Let's start with a fundamental concept: just as it is useless to speak slowly in Japanese to a person who speaks only English, so it is useless to have a large marketing budget when the company’s positioning remains unclear. Weak positioning negatively affects the results of any marketing and sales activity. If we fail in positioning, we fail in marketing and sales. And if we fail in marketing and sales, the company is lost.
If your prospects can't figure out what you do, they'll come up with a position for you themselves. This could hide your strengths and misrepresent your worth. When your ranking is not good, you are putting your company at a competitive disadvantage. Try this test: Talk to people - not just friends and family - who are potential customers. Show them your product, explain what it does. After that, ask them how they would describe what you do. Customers need to be able to easily understand what your product is, why it's special, and why it's important to them.
The first step is to define what positioning means: personally, I love to call it "setting the context for the product". Without context, any product is difficult to understand. The concept of positioning became a popular factor in marketing in 1981, with the publication of Positioning: The Battle for Your Mind, by Al Ries and Jack Trout. The idea is that since the market is flooded by copycat products, companies have to be unique. To do this, it is essential that companies understand their strengths and weaknesses, to stand out among their competitors, and thereby create a leadership position in the minds of the consumers.
Product positioning is very similar to setting the scene of a film. Think about the first few scenes: the soundtrack, the setting, the characters. From the very beginning, viewers are able to understand the context in which the story will unfold. Communication, price, product features, brand, partners and customers each form part of the context, and taken as a whole, set the scene for the product.
Violinist Joshua Bell is considered to be one of America’s most important musicians, his concert tickets sell for $300 each. Bell donated his services to an experiment: he played inside the entrance of a crowded Washington subway station during rush hour. The aim was to figure out whether people would be able to get a sense of his extraordinary talent, or whether they would listen to him like they would to any other street performer. The violinist played for 45 minutes, 1,070 people passed by him, 27 left money, 7 stopped to listen, the concert brought in 32 dollars and 17 cents. In the context of a concert hall Bell is perceived as a product of great value; on a street corner, he is a guy trying to pull together a few dollars.
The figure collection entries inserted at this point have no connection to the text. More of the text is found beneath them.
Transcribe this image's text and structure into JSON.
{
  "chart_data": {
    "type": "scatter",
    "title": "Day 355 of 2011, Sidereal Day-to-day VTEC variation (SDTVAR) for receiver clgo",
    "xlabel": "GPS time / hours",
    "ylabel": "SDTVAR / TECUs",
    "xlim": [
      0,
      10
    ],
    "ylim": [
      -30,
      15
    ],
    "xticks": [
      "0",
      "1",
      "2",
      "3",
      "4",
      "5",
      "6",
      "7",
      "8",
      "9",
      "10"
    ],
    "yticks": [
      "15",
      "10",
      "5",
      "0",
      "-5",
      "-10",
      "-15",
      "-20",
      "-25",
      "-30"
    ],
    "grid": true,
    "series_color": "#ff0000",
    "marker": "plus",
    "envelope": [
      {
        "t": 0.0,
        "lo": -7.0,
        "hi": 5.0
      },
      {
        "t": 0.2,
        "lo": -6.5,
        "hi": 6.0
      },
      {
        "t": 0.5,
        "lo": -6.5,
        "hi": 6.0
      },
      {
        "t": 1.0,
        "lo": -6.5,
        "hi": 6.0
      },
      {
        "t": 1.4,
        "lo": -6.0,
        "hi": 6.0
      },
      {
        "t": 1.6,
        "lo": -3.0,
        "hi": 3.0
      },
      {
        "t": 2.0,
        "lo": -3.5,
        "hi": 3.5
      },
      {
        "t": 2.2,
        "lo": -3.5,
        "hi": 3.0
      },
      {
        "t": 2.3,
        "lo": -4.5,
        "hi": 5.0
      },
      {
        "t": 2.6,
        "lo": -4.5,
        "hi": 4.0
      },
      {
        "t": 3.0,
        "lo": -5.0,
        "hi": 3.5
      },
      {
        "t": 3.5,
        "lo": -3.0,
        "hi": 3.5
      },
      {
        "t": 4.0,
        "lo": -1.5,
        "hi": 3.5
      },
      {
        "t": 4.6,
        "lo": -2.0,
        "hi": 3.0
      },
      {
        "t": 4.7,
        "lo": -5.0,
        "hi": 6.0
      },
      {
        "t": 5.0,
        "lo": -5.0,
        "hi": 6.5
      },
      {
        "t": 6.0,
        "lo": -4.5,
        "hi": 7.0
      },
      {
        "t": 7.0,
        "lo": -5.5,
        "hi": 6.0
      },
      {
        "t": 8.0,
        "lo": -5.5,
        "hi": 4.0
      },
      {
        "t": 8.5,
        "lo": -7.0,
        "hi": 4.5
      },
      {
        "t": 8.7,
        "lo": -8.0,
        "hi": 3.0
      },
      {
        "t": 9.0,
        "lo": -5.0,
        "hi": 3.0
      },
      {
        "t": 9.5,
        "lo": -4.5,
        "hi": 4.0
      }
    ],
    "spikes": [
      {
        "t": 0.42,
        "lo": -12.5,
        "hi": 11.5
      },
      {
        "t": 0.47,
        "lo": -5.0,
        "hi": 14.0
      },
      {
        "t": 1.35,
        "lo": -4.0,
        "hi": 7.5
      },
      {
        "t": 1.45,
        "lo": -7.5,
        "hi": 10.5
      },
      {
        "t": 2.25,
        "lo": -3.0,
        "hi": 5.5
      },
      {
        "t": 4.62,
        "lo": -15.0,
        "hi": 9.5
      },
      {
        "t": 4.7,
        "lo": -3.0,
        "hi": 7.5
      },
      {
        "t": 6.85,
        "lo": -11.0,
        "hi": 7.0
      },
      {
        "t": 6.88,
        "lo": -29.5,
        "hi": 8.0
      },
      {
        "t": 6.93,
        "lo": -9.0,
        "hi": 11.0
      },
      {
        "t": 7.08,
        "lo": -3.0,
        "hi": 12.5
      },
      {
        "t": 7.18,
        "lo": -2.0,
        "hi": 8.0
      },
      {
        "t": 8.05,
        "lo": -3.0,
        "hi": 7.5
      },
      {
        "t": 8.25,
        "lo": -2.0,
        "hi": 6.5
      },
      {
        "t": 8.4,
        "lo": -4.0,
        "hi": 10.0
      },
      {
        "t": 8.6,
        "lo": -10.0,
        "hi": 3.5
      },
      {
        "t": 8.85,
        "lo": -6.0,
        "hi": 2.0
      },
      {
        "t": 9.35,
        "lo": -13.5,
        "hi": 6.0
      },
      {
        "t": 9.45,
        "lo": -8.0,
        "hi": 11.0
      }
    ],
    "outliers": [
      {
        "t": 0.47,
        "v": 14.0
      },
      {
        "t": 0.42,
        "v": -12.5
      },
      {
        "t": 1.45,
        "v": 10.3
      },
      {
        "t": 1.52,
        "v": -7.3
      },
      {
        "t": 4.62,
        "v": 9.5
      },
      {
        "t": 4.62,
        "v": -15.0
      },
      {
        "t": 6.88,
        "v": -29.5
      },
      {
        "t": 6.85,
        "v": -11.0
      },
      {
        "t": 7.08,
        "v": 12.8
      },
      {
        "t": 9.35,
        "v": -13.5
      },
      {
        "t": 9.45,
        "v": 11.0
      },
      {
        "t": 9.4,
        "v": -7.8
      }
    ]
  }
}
We all rely on context to make sense of a world crowded with street performers and concert hall musicians, but most of all, with millions of products of all shapes and sizes. Context allows us to make thousands of little decisions about what to pay attention to and what we can simply ignore. Without a context to guide us, we would be overwhelmed, perhaps paralysed, by choice. The situation is even worse when considering innovative products, which people have never come across before. Think back to the last time you saw something new, like an iPad. To understand what it was, you had to rely on comparisons: it looks like a mobile phone, but it is so much bigger.